Manchmal fügt sich eine Reise so zusammen, dass sie sich anfühlt wie ein Spaziergang durch unterschiedliche Welten. Diese beginnt mit der Urzeit, mit versteinerten Ammoniten, Seeigeln und bizarren Formen aus einer längst vergangenen Welt. Sie führt mich weiter in das bezaubernde Dorf Oingt (sehr lustig auszusprechen) und in die Weinberge des Beaujolais. In einer Ölmühle finde ich unglaublich spannende Öle und ich genieße die Ruhe im Schatten der Bäume zwischen riesigen Lavendelbüschen auf einem Weingut. Ich besuche eine Region, die berühmt war für ihre Seide und deren Verarbeitung und am Ende der Reise landet endlich das berühmte Bressehuhn auf meinem Teller. Eindrücke, die man mit allen Sinnen genießen sollte.
- Fossilien zum Staunen
- Oingt – ein Dorf wie aus einem Gemälde
- Mittagspause im Château des Loges
- Unerwartete Aromen in der Huilerie Beaujolaise – es muss nicht immer nur Olivenöl sein
- Weintradition im Château des Jacques
- Monastère Royal de Brou, ein Meisterwerk der Spätgotik, gespickt mit moderner Kunst
- Moderne Küche in Bourg-en-Bresse: The scratch
- Seidengeschichte im Musée des Soieries Bonnet
- Finale: Poulet de Bresse
- Übernachten
Fossilien zum Staunen
Ein bisschen fühle ich mich wie auf einem Schulausflug.
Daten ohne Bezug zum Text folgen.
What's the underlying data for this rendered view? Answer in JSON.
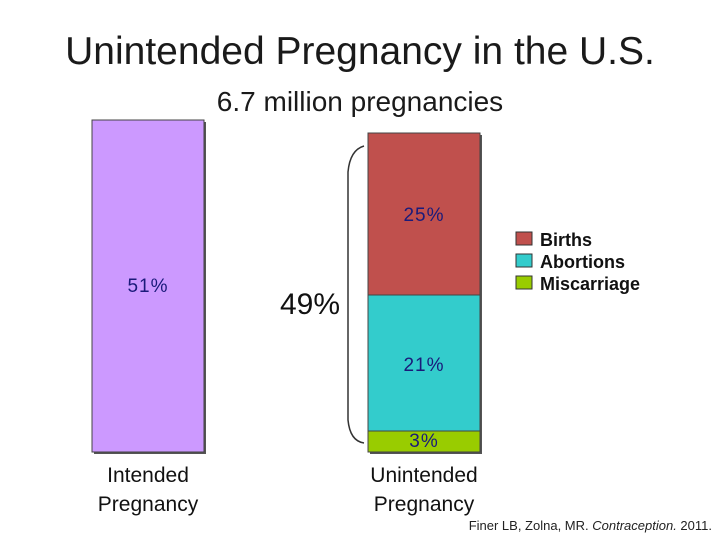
{
  "title": "Unintended Pregnancy in the U.S.",
  "subtitle": "6.7 million pregnancies",
  "chart_data": {
    "type": "bar",
    "stacked": true,
    "ylim": [
      0,
      100
    ],
    "colors": {
      "intended": "#cc99ff",
      "births": "#c0504d",
      "abortions": "#33cccc",
      "miscarriage": "#99cc00"
    },
    "bars": [
      {
        "category": "Intended Pregnancy",
        "segments": [
          {
            "name": "Intended",
            "value": 51,
            "label": "51%"
          }
        ]
      },
      {
        "category": "Unintended Pregnancy",
        "segments": [
          {
            "name": "Miscarriage",
            "value": 3,
            "label": "3%"
          },
          {
            "name": "Abortions",
            "value": 21,
            "label": "21%"
          },
          {
            "name": "Births",
            "value": 25,
            "label": "25%"
          }
        ]
      }
    ],
    "bracket_label": "49%",
    "legend": [
      "Births",
      "Abortions",
      "Miscarriage"
    ],
    "legend_position": "right"
  },
  "category_labels": {
    "intended_line1": "Intended",
    "intended_line2": "Pregnancy",
    "unintended_line1": "Unintended",
    "unintended_line2": "Pregnancy"
  },
  "citation": {
    "authors": "Finer LB, Zolna, MR. ",
    "journal": "Contraception.",
    "year": " 2011."
  }
}
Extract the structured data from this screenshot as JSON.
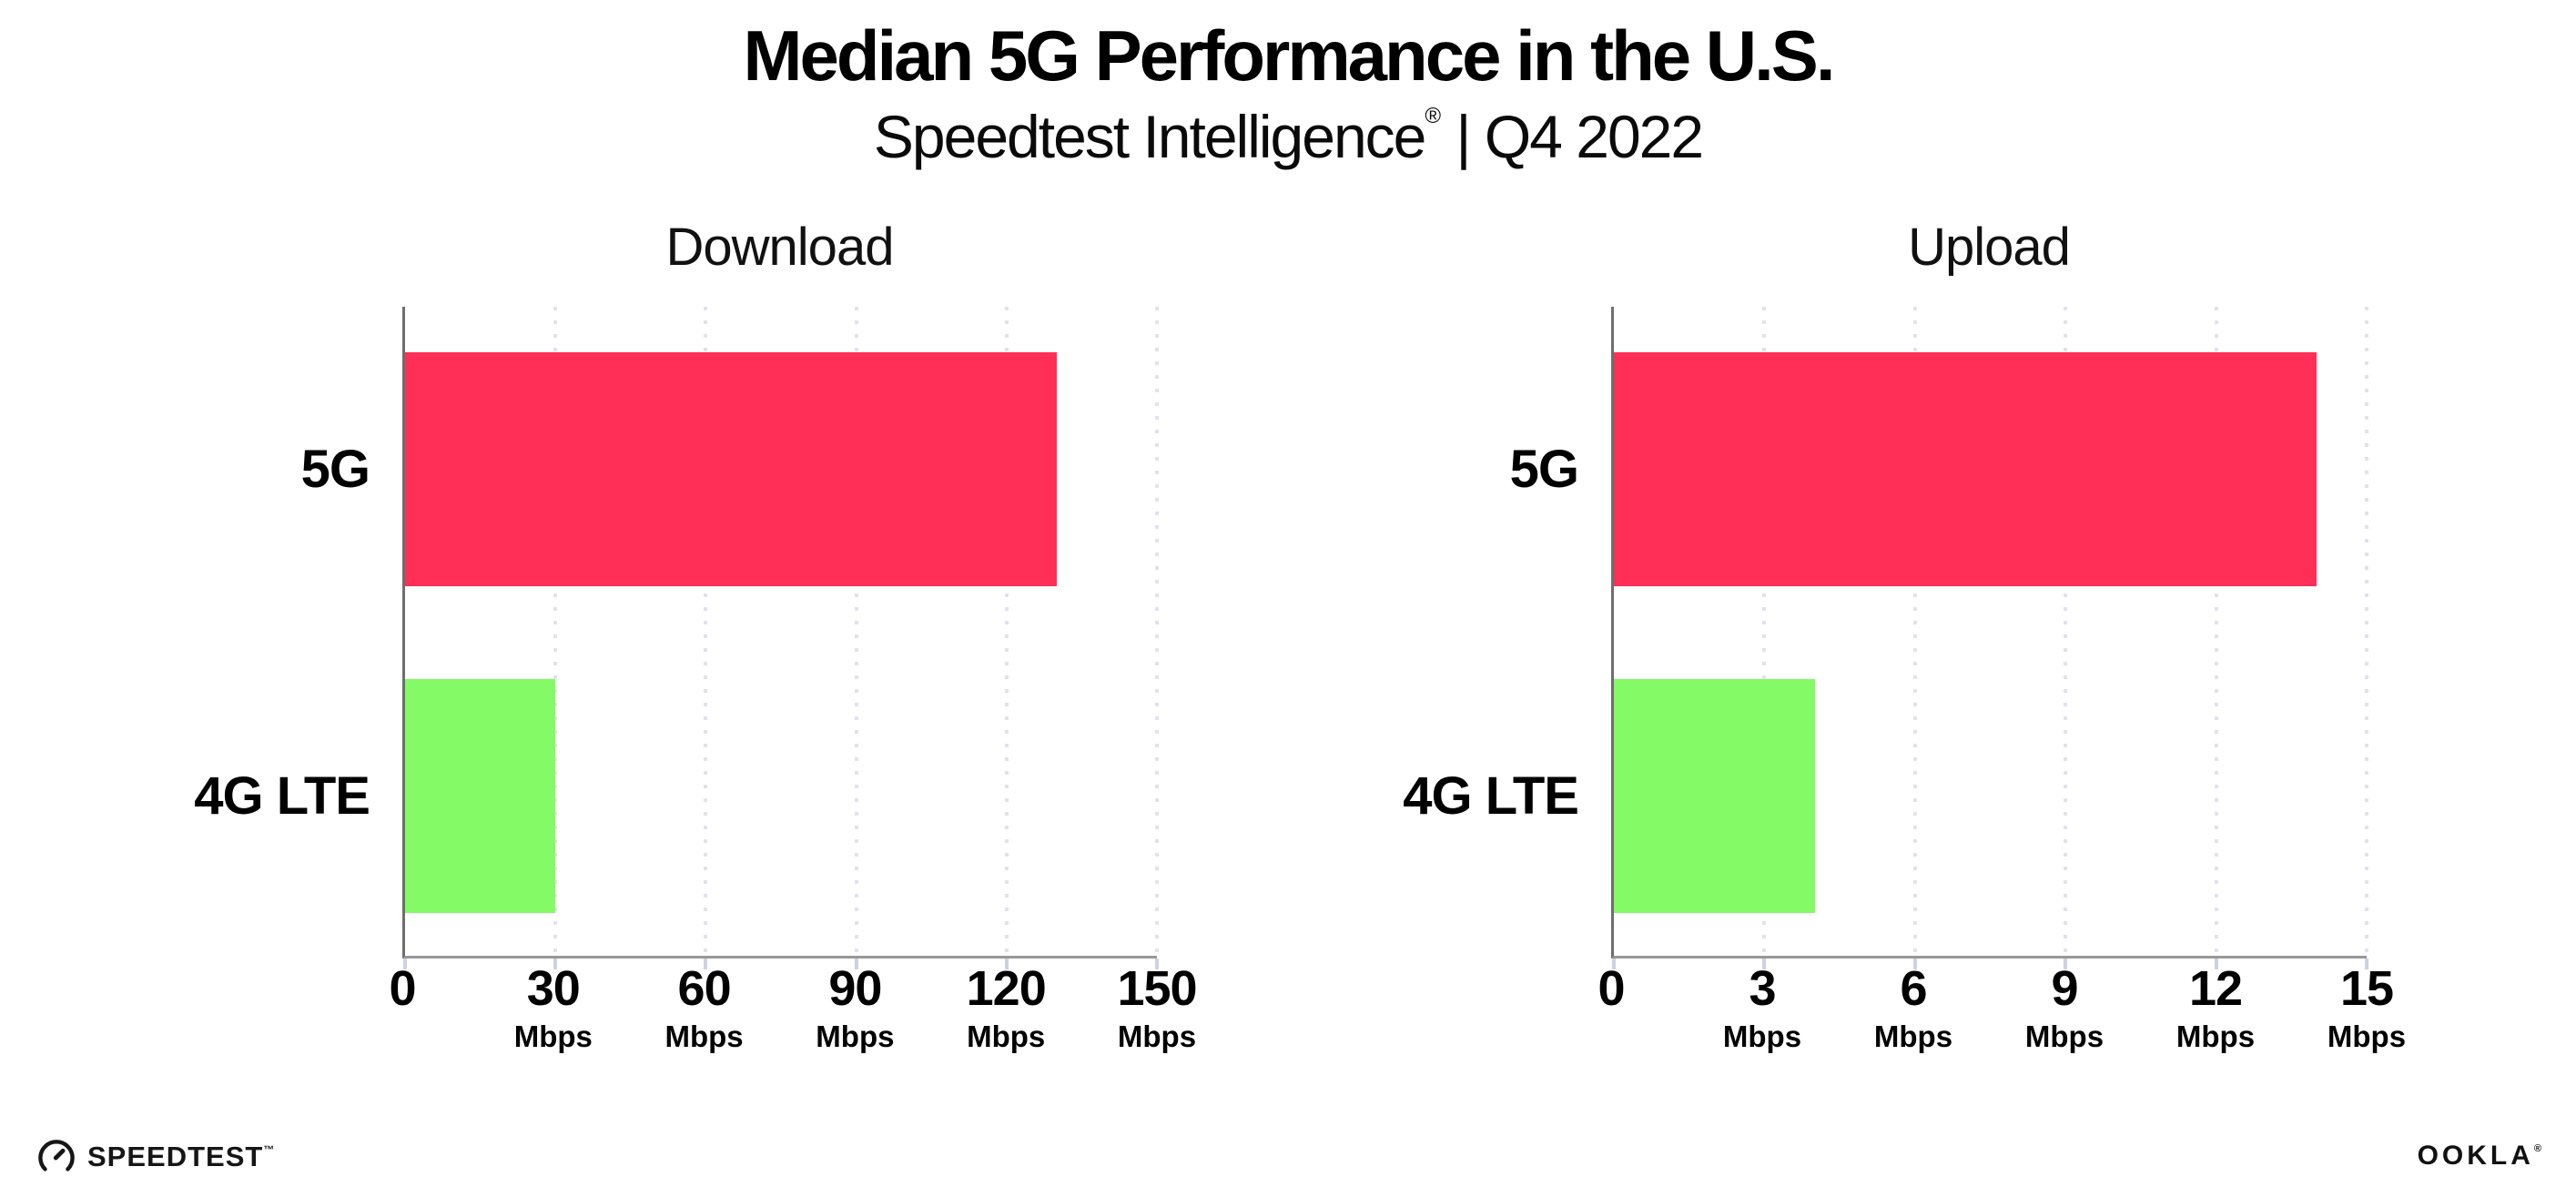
{
  "header": {
    "title": "Median 5G Performance in the U.S.",
    "subtitle_brand": "Speedtest Intelligence",
    "subtitle_mark": "®",
    "subtitle_period": " | Q4 2022"
  },
  "footer": {
    "speedtest_label": "SPEEDTEST",
    "speedtest_mark": "™",
    "ookla_label": "OOKLA",
    "ookla_mark": "®"
  },
  "colors": {
    "bar_5g_pink": "#ff2f57",
    "bar_4g_green": "#84fb66",
    "axis_line": "#989898",
    "grid_dot": "#e2e2ec",
    "text": "#000000"
  },
  "chart_data": [
    {
      "type": "bar",
      "orientation": "horizontal",
      "title": "Download",
      "categories": [
        "5G",
        "4G LTE"
      ],
      "values": [
        130,
        30
      ],
      "unit": "Mbps",
      "xlim": [
        0,
        150
      ],
      "xticks": [
        0,
        30,
        60,
        90,
        120,
        150
      ],
      "bar_colors": [
        "#ff2f57",
        "#84fb66"
      ],
      "grid": "dotted-vertical",
      "legend": "none"
    },
    {
      "type": "bar",
      "orientation": "horizontal",
      "title": "Upload",
      "categories": [
        "5G",
        "4G LTE"
      ],
      "values": [
        14,
        4
      ],
      "unit": "Mbps",
      "xlim": [
        0,
        15
      ],
      "xticks": [
        0,
        3,
        6,
        9,
        12,
        15
      ],
      "bar_colors": [
        "#ff2f57",
        "#84fb66"
      ],
      "grid": "dotted-vertical",
      "legend": "none"
    }
  ]
}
Ich tauche ein in eine Zeit, die so unvorstellbar lang zurückliegt, wo noch ein Ozean die heutige Landschaft bedeckte und Saurier durch die Tiefen der Meere streiften. Erst vor kurzem wurde das Fossilea eröffnet und man merkt, wie sehr sich die Menschen, die hier arbeiten darauf gefreut haben, dass sie diese neue Welt endlich zeigen können. Das Highlight ist eine riesige gekrümmte Leinwand, die mir den Eindruck vermittelt, in einem Urzeitmeer zu tauchen. Die schwimmenden Saurier sehen gruselig aus und würden mich natürlich sofort fressen. Ein Hauch Jurassic Park ist also auch dabei. Das Programm und die Exponate sind jedoch nicht nur für Schüler spannend, sondern man begreift plötzlich, wie jung wir Menschen auf dieser Bühne sind.
Fossilea Museum
116 Chem. du Pinay, 69380 Saint-Jeandes-Vignes
Oingt – ein Dorf wie aus einem Gemälde
Entzückende kleine Dörfer sind wie ein Magnet. Häuser aus goldenem Kalkstein, enge Gassen, die sich verschlungen durch das Dorf ziehen, Blumen an den Fensterbänken. Es ist still – kaum Besucher, ein paar sitzen vor einer kleinen Bar und genießen ein kühles Bier im Schatten. Leider sind auch fast alle Geschäfte und Kunstwerkstätten geschlossen. Fast alle, bis auf eines. Um den kleinen Laden zu finden, muss man bis an die Spitze des Dorfes laufen, von wo aus man einen überragenden Blick über die Landschaft hat. Ich würde gerne die Drohne über das Dorf fliegen lassen, doch, weil es in der Nähe einen kleinen Sportflughafen gibt, herrscht hier striktes Flugverbot für Drohnen. In dem kleinen Laden gibt es jede Menge Porzellan. Altes Porzellan. Ich entdecke eine Suppenschüssel von Limoges, handbemalt mit kleinen Zitrusfrüchten und goldenen Griffen. Der allerschönste Staubfänger und ich muss ihn natürlich haben. Wird schon irgendwie ins Handgepäck passen.
Oingt
10 Pl. de Presberg, 69620 Val d’Oingt
Flirrende Mittagshitze über den Weinbergen, die Sehnsucht nach kühlen Kellern ist groß. Und hier begegne ich den Weinen aus dem Beaujolais zum ersten Mal auf dieser Reise. Meist fällt einem bei Beaujolais ja auch nur der Primeur ein, was bedauerlich ist, denn die Region hat viel mehr zu bieten. Sowohl moussierende Weine als auch satte, vollmundige Rotweine hauptsächlich aus der Gamay Traube. Das Restaurant des Châteaus bietet ein ausgezeichnetes Mittagsmenü (37 – 53€), welches ganz auf die Produkte der Region setzt. Klassisch-traditionelle französische Küche.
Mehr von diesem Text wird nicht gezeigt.